Outra situação que gera um potencial uso destes medicamentos é o baixo risco de efeitos colaterais graves, principalmente em pacientes adultos e sem risco para esquizofrenia. Outro dilema para a execução dos estudos nesta área são as diversas formas de apresentação do produto: cápsulas, óleos, cremes, vaporizáveis, sublingual, retal, transcutâneo e intravenoso.

 

“O preconceito vai de encontro à falta de informações adequadas. O canabidiol, por exemplo, é a parte da cannabis que não apresenta os sintomas tradicionais do uso recreativo”

 

O uso da cannabis medicinal ainda é envolto de preconceitos. Como conscientizar profissionais da saúde e pacientes de que é um medicamento seguro e que seu uso vai além do cunho ideológico?

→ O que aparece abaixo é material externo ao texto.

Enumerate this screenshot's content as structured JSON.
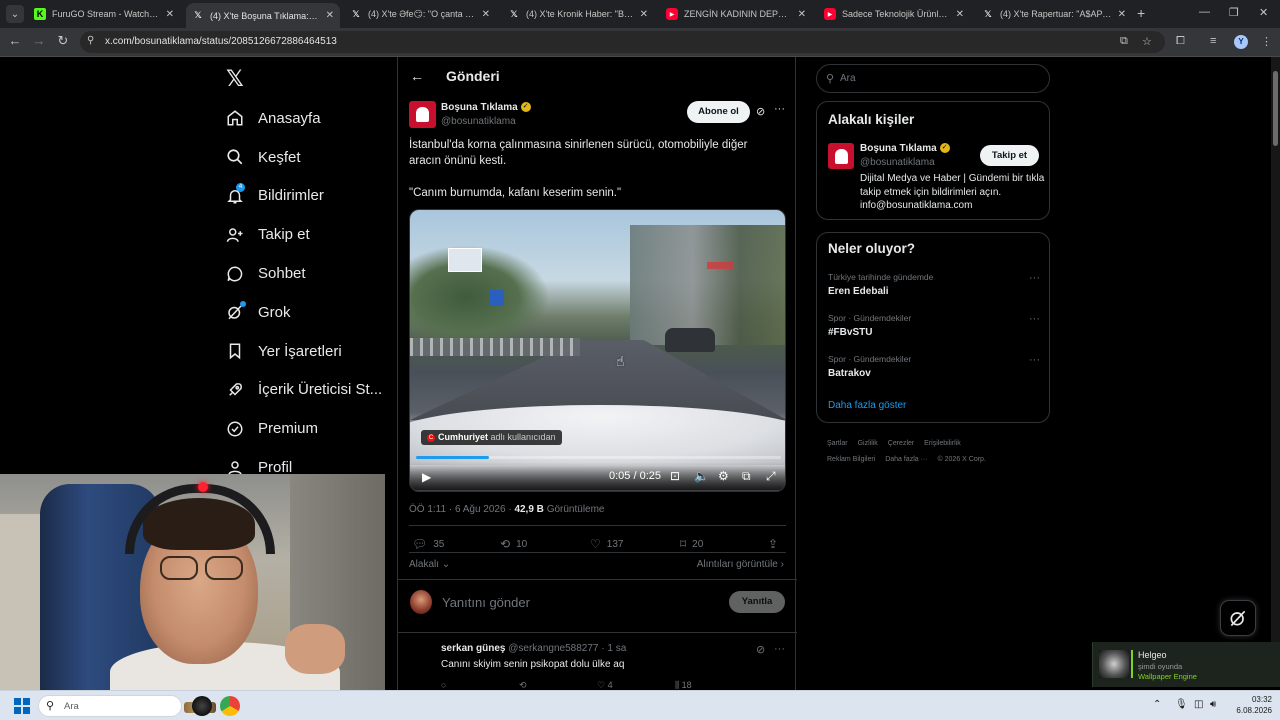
{
  "browser": {
    "tabs": [
      {
        "title": "FuruGO Stream - Watch Live on",
        "favicon": "kick-icon",
        "active": false
      },
      {
        "title": "(4) X'te Boşuna Tıklama: \"İstanb",
        "favicon": "x-icon",
        "active": true
      },
      {
        "title": "(4) X'te Əfe😏: \"O çanta ne aq",
        "favicon": "x-icon",
        "active": false
      },
      {
        "title": "(4) X'te Kronik Haber: \"Bir ev kı",
        "favicon": "x-icon",
        "active": false
      },
      {
        "title": "ZENGİN KADININ DEPOSUNU...",
        "favicon": "youtube-icon",
        "active": false
      },
      {
        "title": "Sadece Teknolojik Ürünler! Top",
        "favicon": "youtube-icon",
        "active": false
      },
      {
        "title": "(4) X'te Rapertuar: \"A$AP Rocky",
        "favicon": "x-icon",
        "active": false
      }
    ],
    "url": "x.com/bosunatiklama/status/2085126672886464513",
    "profile_initial": "Y"
  },
  "nav": {
    "items": [
      {
        "label": "Anasayfa",
        "icon": "home-icon"
      },
      {
        "label": "Keşfet",
        "icon": "search-icon"
      },
      {
        "label": "Bildirimler",
        "icon": "bell-icon",
        "badge": "4"
      },
      {
        "label": "Takip et",
        "icon": "person-add-icon"
      },
      {
        "label": "Sohbet",
        "icon": "chat-icon"
      },
      {
        "label": "Grok",
        "icon": "grok-icon"
      },
      {
        "label": "Yer İşaretleri",
        "icon": "bookmark-icon"
      },
      {
        "label": "İçerik Üreticisi St...",
        "icon": "rocket-icon"
      },
      {
        "label": "Premium",
        "icon": "verified-icon"
      },
      {
        "label": "Profil",
        "icon": "profile-icon"
      }
    ]
  },
  "post": {
    "header_title": "Gönderi",
    "author_name": "Boşuna Tıklama",
    "author_handle": "@bosunatiklama",
    "subscribe_label": "Abone ol",
    "text": "İstanbul'da korna çalınmasına sinirlenen sürücü, otomobiliyle diğer aracın önünü kesti.\n\n\"Canım burnumda, kafanı keserim senin.\"",
    "video": {
      "credit_source": "Cumhuriyet",
      "credit_suffix": "adlı kullanıcıdan",
      "time": "0:05 / 0:25",
      "progress": 0.2
    },
    "meta_time": "ÖÖ 1:11 · 6 Ağu 2026 ·",
    "views_count": "42,9 B",
    "views_label": "Görüntüleme",
    "stats": {
      "replies": "35",
      "reposts": "10",
      "likes": "137",
      "bookmarks": "20"
    },
    "sort_label": "Alakalı",
    "quotes_label": "Alıntıları görüntüle",
    "reply_placeholder": "Yanıtını gönder",
    "reply_button": "Yanıtla"
  },
  "comment": {
    "name": "serkan güneş",
    "handle_time": "@serkangne588277 · 1 sa",
    "text": "Canını skiyim senin psikopat dolu ülke aq",
    "likes": "4",
    "views": "18"
  },
  "sidebar": {
    "search_placeholder": "Ara",
    "related_title": "Alakalı kişiler",
    "related_name": "Boşuna Tıklama",
    "related_handle": "@bosunatiklama",
    "related_follow": "Takip et",
    "related_bio": "Dijital Medya ve Haber | Gündemi bir tıkla takip etmek için bildirimleri açın. info@bosunatiklama.com",
    "trends_title": "Neler oluyor?",
    "trends": [
      {
        "category": "Türkiye tarihinde gündemde",
        "name": "Eren Edebali"
      },
      {
        "category": "Spor · Gündemdekiler",
        "name": "#FBvSTU"
      },
      {
        "category": "Spor · Gündemdekiler",
        "name": "Batrakov"
      }
    ],
    "show_more": "Daha fazla göster",
    "footer": [
      "Şartlar",
      "Gizlilik",
      "Çerezler",
      "Erişilebilirlik",
      "Reklam Bilgileri",
      "Daha fazla ···",
      "© 2026 X Corp."
    ]
  },
  "notification": {
    "title": "Helgeo",
    "subtitle": "şimdi oyunda",
    "app": "Wallpaper Engine"
  },
  "taskbar": {
    "search_placeholder": "Ara",
    "time": "03:32",
    "date": "6.08.2026"
  },
  "colors": {
    "accent": "#1d9bf0",
    "verified": "#e2b719",
    "brand_red": "#c8102e",
    "wallpaper_green": "#7ed321"
  }
}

O preconceito vai de encontro com a falta de informações adequadas. O canabidiol, por exemplo, é a parte da cannabis que não apresenta os sintomas tradicionais do uso recreativo, não gera sintomas prazerosos ou alteração de consciência.

 

Tanto profissionais de saúde como pacientes devem ser conscientizados através de informações de qualidade, isentas de interesses secundários de empresas, laboratórios e afins. É muito importante a difusão de conhecimento e o diálogo entre as partes, para reduzir o preconceito e também as falsas promessas milagrosas.

 

Uma nova resolução do Conselho Federal de Medicina (CFM) restringiu o uso terapêutico do canabidiol na semana passada, mas já foi suspensa. De que forma iria impactar na vida de quem depende do medicamento?

 

A resolução do CFM neste momento dificulta o uso off-label das medicações disponíveis, ou por assim dizer, sem base científica e/ou ensaios clínicos; mas, por outro lado, acaba protegendo pacientes do mau uso, visto que muitos efeitos nocivos comprovados são desconhecidos por estes e muitos médicos prescritores.

 

Os pacientes com indicações adequadas não permanecerão sem o medicamento. Em conclusão, a resolução do CFM trouxe o tema à tona novamente, conferindo novas frentes de discussões e debates que, no final das contas, promoverá o engajamento e produção de novas informações a todos os envolvidos. Sendo que, nesta segunda-feira, 24, o próprio CFM revogou a resolução 2.324/2022, que restringia a indicação do uso medicinal do canabidiol (CBD) em sessão plenária extraordinária; tendo início uma nova consulta pública para ampliar as discussões sobre o tema.